Several of you were kind enough to inquire whether I had retired, since I did not post for three weeks. In fact, I was simply taking my summer vacation seriously. Adria and I have for many years spent a few weeks every August in New Hampshire’s White Mountains. We used to do a lot of hiking and climbing, but now, well, we walk, swim, and read.
This summer I had already finished the article I was writing (“nearly finished” might be more accurate), and I decided to devote my vacation to reading several books I could not get to during the term. In no particular order, here’s what I read:
I have long been a fan of mountain climbing books, and I thoroughly enjoyed the mammoth and splendid Fallen Giants by Maurice Isserman and Stewart Weaver — a comprehensive history of Himalayan climbing, wonderfully well-written. I have been systematically reading the recent books on the Iraq and Afghanistan wars, and I surprised myself by staying with By His Own Rules, Bradley Graham’s (similarly mammoth) account of Donald Rumsfeld’s career. I also finally got around to reading the brilliant Rise of the Vulcans, James Mann’s depressing analysis of the impact of the Neocons on Bush defense policy. Less relevant (but not irrelevant) to current military affairs, I read the excellent account of Gallipoli by Robin Prior, and the simply superb biography of Samuel Champlain, Champlain’s Dream, by David Hackett Fischer (Katz Prize for Best Book of the Summer).
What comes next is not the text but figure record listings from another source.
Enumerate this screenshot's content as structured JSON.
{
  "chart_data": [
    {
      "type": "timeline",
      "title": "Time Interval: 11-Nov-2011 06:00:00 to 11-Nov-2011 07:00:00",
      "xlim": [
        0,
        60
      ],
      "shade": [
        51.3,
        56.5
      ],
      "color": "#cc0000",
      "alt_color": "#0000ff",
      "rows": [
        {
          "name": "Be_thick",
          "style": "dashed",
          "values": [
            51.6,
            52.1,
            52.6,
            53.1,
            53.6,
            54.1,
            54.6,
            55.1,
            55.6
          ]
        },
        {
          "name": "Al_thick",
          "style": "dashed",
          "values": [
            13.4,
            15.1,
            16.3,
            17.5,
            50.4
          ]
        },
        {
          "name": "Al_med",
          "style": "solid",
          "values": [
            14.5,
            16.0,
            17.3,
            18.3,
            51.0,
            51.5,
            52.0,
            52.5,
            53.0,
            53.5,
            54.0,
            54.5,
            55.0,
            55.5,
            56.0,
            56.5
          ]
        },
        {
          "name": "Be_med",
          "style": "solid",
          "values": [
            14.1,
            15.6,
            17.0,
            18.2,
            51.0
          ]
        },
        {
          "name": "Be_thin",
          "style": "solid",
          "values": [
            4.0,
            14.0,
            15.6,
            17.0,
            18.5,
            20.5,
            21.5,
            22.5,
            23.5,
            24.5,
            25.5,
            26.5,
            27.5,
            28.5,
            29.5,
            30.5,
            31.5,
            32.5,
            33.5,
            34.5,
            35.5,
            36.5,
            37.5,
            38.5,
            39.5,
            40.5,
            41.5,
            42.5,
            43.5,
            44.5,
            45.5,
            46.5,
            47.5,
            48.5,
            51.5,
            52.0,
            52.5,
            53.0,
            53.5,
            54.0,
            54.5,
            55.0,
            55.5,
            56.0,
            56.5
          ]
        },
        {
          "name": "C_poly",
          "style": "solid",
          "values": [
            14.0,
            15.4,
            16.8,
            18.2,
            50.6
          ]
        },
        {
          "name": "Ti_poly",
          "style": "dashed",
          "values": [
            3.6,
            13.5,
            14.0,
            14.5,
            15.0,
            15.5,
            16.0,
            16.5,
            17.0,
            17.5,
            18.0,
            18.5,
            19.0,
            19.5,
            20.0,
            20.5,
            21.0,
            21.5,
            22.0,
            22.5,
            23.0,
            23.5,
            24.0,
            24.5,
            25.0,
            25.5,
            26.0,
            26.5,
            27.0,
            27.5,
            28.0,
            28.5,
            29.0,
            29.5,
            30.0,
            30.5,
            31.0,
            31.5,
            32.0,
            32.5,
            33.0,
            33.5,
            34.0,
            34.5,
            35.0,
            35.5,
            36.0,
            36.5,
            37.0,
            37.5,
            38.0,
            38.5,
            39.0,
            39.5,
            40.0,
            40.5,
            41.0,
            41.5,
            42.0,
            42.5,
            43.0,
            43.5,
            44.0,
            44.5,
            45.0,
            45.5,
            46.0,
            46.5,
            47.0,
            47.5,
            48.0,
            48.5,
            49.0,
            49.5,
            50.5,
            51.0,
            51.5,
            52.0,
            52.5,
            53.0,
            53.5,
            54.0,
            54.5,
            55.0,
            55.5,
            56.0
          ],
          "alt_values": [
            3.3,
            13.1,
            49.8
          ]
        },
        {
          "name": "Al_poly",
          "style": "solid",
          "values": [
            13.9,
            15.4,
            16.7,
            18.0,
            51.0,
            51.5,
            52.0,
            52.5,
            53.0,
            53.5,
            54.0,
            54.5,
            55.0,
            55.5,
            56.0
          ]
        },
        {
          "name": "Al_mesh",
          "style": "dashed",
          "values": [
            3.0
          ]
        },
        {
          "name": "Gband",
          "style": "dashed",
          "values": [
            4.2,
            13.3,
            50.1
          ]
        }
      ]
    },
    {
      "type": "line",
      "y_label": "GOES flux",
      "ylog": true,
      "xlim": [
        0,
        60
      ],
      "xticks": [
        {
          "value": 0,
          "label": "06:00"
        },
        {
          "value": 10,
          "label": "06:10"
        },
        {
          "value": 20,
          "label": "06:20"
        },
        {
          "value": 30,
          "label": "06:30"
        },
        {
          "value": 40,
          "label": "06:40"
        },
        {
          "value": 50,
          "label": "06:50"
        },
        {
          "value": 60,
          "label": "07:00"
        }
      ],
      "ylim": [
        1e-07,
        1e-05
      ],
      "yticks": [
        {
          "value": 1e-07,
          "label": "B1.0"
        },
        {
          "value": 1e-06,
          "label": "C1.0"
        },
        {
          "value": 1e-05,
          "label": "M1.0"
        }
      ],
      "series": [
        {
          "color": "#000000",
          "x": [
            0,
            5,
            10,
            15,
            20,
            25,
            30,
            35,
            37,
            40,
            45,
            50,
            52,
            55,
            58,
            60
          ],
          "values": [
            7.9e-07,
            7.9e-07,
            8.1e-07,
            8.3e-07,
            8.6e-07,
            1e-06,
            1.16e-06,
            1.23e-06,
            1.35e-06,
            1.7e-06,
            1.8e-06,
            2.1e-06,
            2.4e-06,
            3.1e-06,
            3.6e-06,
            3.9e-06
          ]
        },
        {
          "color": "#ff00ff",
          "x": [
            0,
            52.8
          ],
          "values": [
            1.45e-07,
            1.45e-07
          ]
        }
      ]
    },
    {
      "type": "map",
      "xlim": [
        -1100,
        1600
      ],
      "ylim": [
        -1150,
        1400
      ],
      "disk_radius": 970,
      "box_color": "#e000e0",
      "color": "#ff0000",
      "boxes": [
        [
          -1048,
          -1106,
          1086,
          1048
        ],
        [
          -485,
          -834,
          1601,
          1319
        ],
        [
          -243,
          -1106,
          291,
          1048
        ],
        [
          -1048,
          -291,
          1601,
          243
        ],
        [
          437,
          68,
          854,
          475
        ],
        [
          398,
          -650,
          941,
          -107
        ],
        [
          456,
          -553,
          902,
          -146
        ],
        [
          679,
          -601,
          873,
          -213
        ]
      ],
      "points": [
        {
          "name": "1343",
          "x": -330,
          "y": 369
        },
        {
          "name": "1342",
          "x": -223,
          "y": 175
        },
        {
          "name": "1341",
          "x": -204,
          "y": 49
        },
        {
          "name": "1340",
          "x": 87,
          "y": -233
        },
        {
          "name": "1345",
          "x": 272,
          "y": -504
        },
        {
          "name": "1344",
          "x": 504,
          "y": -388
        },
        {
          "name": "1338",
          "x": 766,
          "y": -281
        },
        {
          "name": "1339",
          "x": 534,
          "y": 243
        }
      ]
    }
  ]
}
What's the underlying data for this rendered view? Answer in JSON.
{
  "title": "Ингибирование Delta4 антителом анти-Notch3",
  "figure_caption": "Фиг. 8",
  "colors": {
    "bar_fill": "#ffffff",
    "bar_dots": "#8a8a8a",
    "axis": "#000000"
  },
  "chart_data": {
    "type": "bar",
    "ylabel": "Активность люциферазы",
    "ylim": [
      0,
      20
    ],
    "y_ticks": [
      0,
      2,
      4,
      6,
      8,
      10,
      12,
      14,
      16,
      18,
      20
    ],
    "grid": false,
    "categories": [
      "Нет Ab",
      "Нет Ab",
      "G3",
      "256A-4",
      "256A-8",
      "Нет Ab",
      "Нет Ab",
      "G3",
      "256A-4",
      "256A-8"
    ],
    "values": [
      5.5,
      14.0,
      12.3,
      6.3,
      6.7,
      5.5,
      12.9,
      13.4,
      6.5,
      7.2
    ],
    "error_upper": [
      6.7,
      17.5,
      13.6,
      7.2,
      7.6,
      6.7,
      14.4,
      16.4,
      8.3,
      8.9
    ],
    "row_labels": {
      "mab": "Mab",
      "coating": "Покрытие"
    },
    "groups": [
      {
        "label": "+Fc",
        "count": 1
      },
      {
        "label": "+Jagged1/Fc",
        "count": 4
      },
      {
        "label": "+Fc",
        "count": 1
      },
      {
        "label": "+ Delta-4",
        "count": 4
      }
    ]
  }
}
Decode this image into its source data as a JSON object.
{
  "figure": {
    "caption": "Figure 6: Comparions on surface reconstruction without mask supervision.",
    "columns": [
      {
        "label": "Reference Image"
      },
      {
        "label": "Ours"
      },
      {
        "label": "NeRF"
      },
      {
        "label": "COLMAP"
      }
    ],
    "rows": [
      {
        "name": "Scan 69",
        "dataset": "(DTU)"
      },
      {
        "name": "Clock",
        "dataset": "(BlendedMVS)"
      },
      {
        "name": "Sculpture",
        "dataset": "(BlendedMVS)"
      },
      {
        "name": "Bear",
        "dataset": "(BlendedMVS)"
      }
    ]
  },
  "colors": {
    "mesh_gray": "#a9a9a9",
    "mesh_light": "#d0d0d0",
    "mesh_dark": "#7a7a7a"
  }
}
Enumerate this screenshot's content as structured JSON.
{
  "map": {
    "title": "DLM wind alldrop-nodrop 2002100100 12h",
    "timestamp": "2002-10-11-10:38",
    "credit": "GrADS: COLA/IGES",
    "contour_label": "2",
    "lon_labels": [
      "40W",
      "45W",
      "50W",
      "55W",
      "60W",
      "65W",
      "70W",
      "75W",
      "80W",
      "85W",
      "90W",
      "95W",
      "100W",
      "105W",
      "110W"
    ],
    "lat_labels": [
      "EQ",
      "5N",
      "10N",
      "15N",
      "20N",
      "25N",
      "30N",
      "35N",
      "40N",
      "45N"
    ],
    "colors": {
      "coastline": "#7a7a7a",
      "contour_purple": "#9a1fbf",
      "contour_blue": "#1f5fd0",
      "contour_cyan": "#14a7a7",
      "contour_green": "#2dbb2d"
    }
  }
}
I also read a fine new book by Kip Kosek entitled Acts of Conscience, a thoughtful history of the development of Christian political pacifism in the early 20th-century United States. Kosek had been in touch with me about my wife’s grandfather, Rev. John Haynes Holmes, one of the key figures in the movement and perhaps the person most responsible for introducing Gandhian ideas to this country. I also finally found time to read a splendid academic autobiography, Doors Open, by my English friend Barry Supple, a distinguished economic historian and academic/philanthropic administrator.
I don’t read many novels during the school year, so I indulge myself during the summer. The best of these, one I had meant to read long ago, was Jeffrey Eugenides’ Middlesex, a brilliantly written fictional narrative. I also enjoyed Nicole Mones’ The Last Chinese Chef, suggested to me by Anne Kenney of Cornell — although it made me very hungry throughout. I try to keep up with the novels by Jonathan Rabb, the son of my colleague Ted — the latest, a mystery set in pre-World War II Berlin, is called Shadow and Light. Not Jonathan’s best, but quite good. And I always enjoy the mysteries of Martin Cruz Smith, so I was happy to pick up Havana Bay in the Tamworth Town Library — a great read that brought me back to one of my favorite cities. I tried to read the latest Robert Hellenga (The Italian Lover), since I had enjoyed his earlier novels so much, but this one struck me as being a rather lame reprise to his fine The Sixteen Pleasures. Finally, I am now reading a wonderful reprise, David Guterson’s Other, which takes me back to Snow Falling on Cedars.
Now I am happily back to writing the first fall letters of recommendation, and preparing my two undergraduate classes for this fall. I hope your reading was as pleasurable — give or take!